Зачем же тогда Канту нужен этот избыток над «нормальным» патологическим злом? Потому что без него его теория свелась бы к традиционному представлению о конфликте между добром и злом как конфликте между двумя наклонностями человеческой природы: наклонностью поступать свободно и автономно и наклонностью поступать из патологических, эгоистических мотивов. С этой точки зрения выбор между добром и злом сам по себе не является свободным выбором, поскольку мы поступаем по-настоящему свободно только тогда, когда поступаем автономно ради долга (когда мы следуем патологическим мотивам, мы порабощены своей природой). Однако это противоречит фундаментальному направлению кантовской этики, согласно которому сам выбор зла является автономным свободным решением[6].

Неудивительно, что Гегель доходит здесь до конца и ясно утверждает, что самосознание как таковое (познание) само по себе есть зло: «Зло абстрактно означает обособление себя, обособление, которое отделяет себя от всеобщего, а последнее есть разумное, законы определения духа. Но вместе с этим разрывом возникает для-себя-бытие, и только тогда возникает всеобщее духовное, закон - то, что должно быть. Следовательно, познание имеет к злу не внешнее отношение - познание само есть зло. …. именно рассмотрение, или познание, делает человека злым, поэтому оно и является злом и познание есть то, чего не должно быть, оно есть источник зла»[7].

Когда мы делаем что-то по каким-то причинам, мы переживаем наше решение как свободный выбор (когда я чувствую жажду, я выбираю между водой, пивом, фруктовым соком, колой…); опыт выбора подразумевает минимальную дистанцию по отношению к объектам выбора, и — это ключевой факт — такой опыт выбора открывает потенциальное пространство для совершения чего-либо просто так, без какой-либо определенной причины вообще. Как мы видели в «Бесе противоречия» По, эта рефлексивность причин, где сама по себе не-причина может функционировать как причина, является основой «чистого» зла, а не зла, совершаемого по патологическим причинам. Вот почему философский упрек Фрейду, согласно которому «влечение к смерти» уже является существенной объективацией и как таковое не может быть нулевым уровнем субъективности, не попадает в точку: «влечение к смерти» называет тот самый разрыв, который вычитает субъекта из реальности причин.
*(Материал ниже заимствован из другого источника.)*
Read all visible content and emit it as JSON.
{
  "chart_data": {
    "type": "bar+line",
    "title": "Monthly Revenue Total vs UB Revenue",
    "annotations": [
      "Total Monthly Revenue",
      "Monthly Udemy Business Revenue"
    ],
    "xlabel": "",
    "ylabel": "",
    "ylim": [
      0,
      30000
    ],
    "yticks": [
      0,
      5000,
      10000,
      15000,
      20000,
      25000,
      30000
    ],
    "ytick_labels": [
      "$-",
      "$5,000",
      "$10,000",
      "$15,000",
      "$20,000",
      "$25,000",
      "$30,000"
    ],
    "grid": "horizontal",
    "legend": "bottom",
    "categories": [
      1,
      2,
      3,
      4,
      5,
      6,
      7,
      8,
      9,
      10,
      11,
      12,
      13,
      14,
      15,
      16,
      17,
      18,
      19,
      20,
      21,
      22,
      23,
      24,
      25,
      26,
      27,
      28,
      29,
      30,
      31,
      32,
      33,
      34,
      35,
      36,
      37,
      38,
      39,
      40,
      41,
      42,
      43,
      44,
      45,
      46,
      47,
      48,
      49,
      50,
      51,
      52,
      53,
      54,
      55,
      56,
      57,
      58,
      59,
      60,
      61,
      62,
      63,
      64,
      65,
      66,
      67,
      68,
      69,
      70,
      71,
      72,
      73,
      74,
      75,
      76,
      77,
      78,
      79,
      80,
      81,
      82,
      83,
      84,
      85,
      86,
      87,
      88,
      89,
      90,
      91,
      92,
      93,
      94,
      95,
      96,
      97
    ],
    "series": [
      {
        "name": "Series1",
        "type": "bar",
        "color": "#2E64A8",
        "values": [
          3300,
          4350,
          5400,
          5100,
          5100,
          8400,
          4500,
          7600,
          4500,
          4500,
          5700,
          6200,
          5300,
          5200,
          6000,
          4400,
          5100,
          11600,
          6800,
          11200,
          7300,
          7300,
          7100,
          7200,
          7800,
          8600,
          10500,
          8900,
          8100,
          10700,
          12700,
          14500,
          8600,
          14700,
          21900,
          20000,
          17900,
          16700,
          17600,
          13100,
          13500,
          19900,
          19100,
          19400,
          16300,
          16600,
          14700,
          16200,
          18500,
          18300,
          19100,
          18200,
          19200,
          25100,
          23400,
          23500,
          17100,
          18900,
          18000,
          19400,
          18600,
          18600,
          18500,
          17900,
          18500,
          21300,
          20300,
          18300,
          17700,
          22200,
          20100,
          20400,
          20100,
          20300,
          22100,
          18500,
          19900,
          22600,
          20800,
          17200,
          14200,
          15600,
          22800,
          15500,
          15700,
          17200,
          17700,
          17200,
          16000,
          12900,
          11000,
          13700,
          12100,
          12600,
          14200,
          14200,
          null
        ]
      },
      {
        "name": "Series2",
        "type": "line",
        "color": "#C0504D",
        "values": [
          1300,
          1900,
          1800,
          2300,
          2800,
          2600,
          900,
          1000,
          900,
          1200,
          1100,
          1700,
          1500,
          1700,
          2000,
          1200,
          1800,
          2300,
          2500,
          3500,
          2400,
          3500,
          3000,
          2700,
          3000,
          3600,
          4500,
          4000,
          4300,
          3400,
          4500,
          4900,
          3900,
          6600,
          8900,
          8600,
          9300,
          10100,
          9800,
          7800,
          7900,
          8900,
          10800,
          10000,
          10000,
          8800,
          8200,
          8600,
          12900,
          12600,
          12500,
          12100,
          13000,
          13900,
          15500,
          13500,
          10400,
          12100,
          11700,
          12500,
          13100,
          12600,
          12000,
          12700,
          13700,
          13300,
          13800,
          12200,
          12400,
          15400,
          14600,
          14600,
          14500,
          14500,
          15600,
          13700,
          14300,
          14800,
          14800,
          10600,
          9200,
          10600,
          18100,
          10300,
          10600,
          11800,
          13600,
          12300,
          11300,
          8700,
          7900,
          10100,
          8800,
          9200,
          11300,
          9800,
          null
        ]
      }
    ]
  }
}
Таким образом, гегелевский подход позволяет нам выделить четыре взаимосвязанные черты, которые характеризуют субъективность, но игнорируются когнитивным подходом. Во-первых, происходит переход от субстанции к субъекту: подчиненная часть органической субстанции (живое тело) вновь обретает автономию, берет под контроль организм и направляет его за пределы цели его выживания и воспроизводства. Во-вторых, мы тем самым входим в измерение, которое Фрейд называл «влечением к смерти». В-третьих, это влечение к смерти не может сохраняться, не создавая свою собственную форму жизни, виртуальную жизнь за пределами органической жизни (символический порядок). И, в-четвертых, из-за этого удвоения всякое «Я» разделяется, его сознание дополняется измерением бессознательного — у животных могут быть осознание и инстинктивное знание, но бессознательного у них нет.

PS

 


[1] Barbour J. Relational concepts of space and time // British Journal for the Philosophy of Science, 1982.Vol 33. P. 265.

[2] См. Статью 1979 года Gould S.J. & Lewontin R. The spandrels of San Marco and the Panglossian paradigm: A critique of the adaptationist programme, перепечатанную в The Richness of Life: The Essential Stephen Jay Gould. New York: W.W. Norton, 2007.

[3] Humphrey N. A History of the Mind. New York: Simon and Schuster, 1992. Р. 171.

[4] Taterstall I. Becoming Human. New York: harvest Press, 1998. Р. 170.

[5] Humphrey. Р. 268.

[6] Но есть и еще одно следствие, которого ант избегает: если мы, смертные, не моли быть дьявольски злыми, то остается всего один кандидат на эту роль – сам Бог.

[7] Гегель Г.В.Ф. Философия религии. Часть 2. М., 1977.